Optimizing Wear-Resistant Ceramic Lining for Improved Sintering Drum Mixer Performance

Addressing Challenges in Sintering Drum Mixer Linings

The sintering process heavily relies on the efficiency of the drum mixer. Achieving the right granule size and optimal porosity in the mixture is pivotal for the stable operation of the sintering machine. However, issues with lining wear and material adhesion along the drum walls pose significant challenges in production. As the bonding layer thickness increases, the effective volume within the drum decreases, deteriorating the internal environment and directly impacting the homogenization and pelletizing effectiveness. Moreover, lining wear not only affects equipment longevity but can lead to shutdown incidents and, at worst, pose safety hazards during cleaning procedures.

Innovative Solutions for Lining Wear and Material Adhesion

Steel mills and research institutions have extensively studied solutions for the prevalent problems of lining wear and material adhesion in sintering drum mixers. Various methods have been proposed, including optimizing water addition methods, refining ingredient structures and mixer parameters, enhancing the internal structure of the lining and drum, altering material discharge heights, incorporating scraping and cleaning mechanisms, among others. Among these preventive measures, optimizing the lining stands out as a highly effective, operationally feasible, and cost-efficient approach. A particular steel mill witnessed a substantial reduction in lining wear and a significant extension of equipment lifespan by replacing nylon linings in the drum mixer with ceramic linings. This transformation not only reduced wear but also minimized material adhesion, ensuring stable equipment operation and consistent pelletizing performance.

Durability of Wear-Resistant Ceramic Drum Mixer Linings

The wear-resistant ceramic lining comprises high-strength alumina oxide ceramics and high-temperature-resistant rubber, unified through sulfurization. These linings are affixed to the drum walls using high-temperature-resistant organic adhesives and divided into sections with angle irons, exhibiting commendable improvements in addressing both material adhesion and lining wear.

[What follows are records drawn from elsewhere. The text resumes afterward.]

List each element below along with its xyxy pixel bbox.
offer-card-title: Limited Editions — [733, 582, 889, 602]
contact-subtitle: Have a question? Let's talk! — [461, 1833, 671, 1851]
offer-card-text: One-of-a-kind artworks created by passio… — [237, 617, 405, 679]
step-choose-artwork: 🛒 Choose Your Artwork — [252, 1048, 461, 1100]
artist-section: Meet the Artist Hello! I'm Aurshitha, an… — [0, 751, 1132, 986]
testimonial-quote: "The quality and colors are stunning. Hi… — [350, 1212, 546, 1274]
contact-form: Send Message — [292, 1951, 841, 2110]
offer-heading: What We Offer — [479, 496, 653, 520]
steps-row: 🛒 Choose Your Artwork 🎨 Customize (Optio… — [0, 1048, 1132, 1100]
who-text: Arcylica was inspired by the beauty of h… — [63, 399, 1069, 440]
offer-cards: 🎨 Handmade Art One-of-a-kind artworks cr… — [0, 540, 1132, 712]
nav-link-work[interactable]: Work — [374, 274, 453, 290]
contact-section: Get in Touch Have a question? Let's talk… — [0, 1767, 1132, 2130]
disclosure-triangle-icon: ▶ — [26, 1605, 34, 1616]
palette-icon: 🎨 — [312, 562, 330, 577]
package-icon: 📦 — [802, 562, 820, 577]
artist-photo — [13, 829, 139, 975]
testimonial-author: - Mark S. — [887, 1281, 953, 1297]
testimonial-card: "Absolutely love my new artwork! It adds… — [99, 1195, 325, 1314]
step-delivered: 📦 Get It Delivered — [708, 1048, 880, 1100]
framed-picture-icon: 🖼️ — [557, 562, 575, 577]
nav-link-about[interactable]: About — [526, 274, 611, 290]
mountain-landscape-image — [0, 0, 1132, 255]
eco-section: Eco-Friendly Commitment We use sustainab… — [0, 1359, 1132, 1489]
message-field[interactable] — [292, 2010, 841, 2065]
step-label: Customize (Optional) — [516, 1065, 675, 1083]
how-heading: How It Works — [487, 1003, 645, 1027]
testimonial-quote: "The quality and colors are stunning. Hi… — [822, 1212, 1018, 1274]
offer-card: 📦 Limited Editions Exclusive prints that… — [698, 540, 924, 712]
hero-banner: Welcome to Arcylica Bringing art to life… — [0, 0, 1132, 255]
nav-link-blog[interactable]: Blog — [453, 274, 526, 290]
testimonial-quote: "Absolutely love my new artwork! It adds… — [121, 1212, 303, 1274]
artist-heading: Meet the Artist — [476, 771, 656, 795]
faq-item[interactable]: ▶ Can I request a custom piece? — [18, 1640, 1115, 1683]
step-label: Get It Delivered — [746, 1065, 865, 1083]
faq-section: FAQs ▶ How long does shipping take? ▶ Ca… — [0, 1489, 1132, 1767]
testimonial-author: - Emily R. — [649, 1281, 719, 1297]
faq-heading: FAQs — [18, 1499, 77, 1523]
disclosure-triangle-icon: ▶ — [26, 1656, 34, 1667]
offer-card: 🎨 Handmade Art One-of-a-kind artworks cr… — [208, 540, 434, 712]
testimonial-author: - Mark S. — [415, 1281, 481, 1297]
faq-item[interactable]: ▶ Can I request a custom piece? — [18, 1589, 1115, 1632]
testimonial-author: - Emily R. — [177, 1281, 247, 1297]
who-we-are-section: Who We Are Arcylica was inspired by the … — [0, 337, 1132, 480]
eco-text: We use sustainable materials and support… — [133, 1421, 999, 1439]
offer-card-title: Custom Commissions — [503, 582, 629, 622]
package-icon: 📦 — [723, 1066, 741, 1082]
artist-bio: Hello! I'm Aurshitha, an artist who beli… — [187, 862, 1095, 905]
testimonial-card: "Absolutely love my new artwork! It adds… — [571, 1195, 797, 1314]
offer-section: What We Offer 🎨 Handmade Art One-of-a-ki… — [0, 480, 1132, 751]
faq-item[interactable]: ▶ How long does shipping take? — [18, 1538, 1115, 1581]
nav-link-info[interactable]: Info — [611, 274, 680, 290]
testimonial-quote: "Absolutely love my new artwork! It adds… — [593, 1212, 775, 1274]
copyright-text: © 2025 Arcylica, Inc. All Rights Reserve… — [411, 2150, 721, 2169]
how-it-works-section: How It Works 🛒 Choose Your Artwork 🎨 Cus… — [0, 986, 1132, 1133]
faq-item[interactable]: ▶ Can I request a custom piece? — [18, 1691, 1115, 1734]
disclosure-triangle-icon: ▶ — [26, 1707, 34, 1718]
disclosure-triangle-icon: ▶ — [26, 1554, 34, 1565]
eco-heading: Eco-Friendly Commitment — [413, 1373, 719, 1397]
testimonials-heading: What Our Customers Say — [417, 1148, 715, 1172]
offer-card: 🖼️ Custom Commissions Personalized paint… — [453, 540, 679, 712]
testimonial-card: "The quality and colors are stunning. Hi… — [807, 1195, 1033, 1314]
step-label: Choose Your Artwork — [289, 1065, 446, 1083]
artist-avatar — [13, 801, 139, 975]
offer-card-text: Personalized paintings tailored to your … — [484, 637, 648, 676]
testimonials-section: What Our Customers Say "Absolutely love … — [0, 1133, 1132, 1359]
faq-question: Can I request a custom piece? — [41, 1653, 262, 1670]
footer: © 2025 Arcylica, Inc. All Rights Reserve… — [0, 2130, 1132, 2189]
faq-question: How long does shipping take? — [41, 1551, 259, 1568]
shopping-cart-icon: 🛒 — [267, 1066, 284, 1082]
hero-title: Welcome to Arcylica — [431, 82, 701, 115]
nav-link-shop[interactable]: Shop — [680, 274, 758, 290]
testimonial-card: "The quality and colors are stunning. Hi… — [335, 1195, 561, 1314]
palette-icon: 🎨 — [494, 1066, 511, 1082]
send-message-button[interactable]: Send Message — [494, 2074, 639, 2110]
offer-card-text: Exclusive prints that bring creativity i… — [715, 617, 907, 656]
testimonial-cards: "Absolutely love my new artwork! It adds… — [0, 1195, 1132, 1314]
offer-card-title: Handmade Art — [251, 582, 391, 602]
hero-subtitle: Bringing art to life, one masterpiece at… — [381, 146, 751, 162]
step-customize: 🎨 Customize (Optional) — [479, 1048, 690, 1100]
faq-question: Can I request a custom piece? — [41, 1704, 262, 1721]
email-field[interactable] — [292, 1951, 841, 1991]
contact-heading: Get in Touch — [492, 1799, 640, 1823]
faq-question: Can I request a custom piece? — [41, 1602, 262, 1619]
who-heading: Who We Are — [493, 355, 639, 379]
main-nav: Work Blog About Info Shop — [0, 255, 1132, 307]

Enhancing Mixer Efficiency and Longevity

Primarily, in addressing material adhesion, the exceptional properties of wear-resistant ceramic linings ensure a rational trajectory for the materials inside the mixer. While slight material adherence occurs on angle irons, the ceramic linings remain free of any such adhesion, further enhancing the mixer's blending and pelletizing capabilities. The surface of the ceramic tiles is dense, smooth, non-absorbent, and non-adhesive, reducing the load on equipment and diminishing the likelihood of failure in transmission components while also reducing spare part consumption. The non-adhesive nature also increases the effective diameter of the drum mixer significantly. Additionally, the high hardness and wear resistance of these ceramic linings substantially prolong their lifespan, bolstering their ability to withstand abrasion and friction, ultimately increasing operational longevity.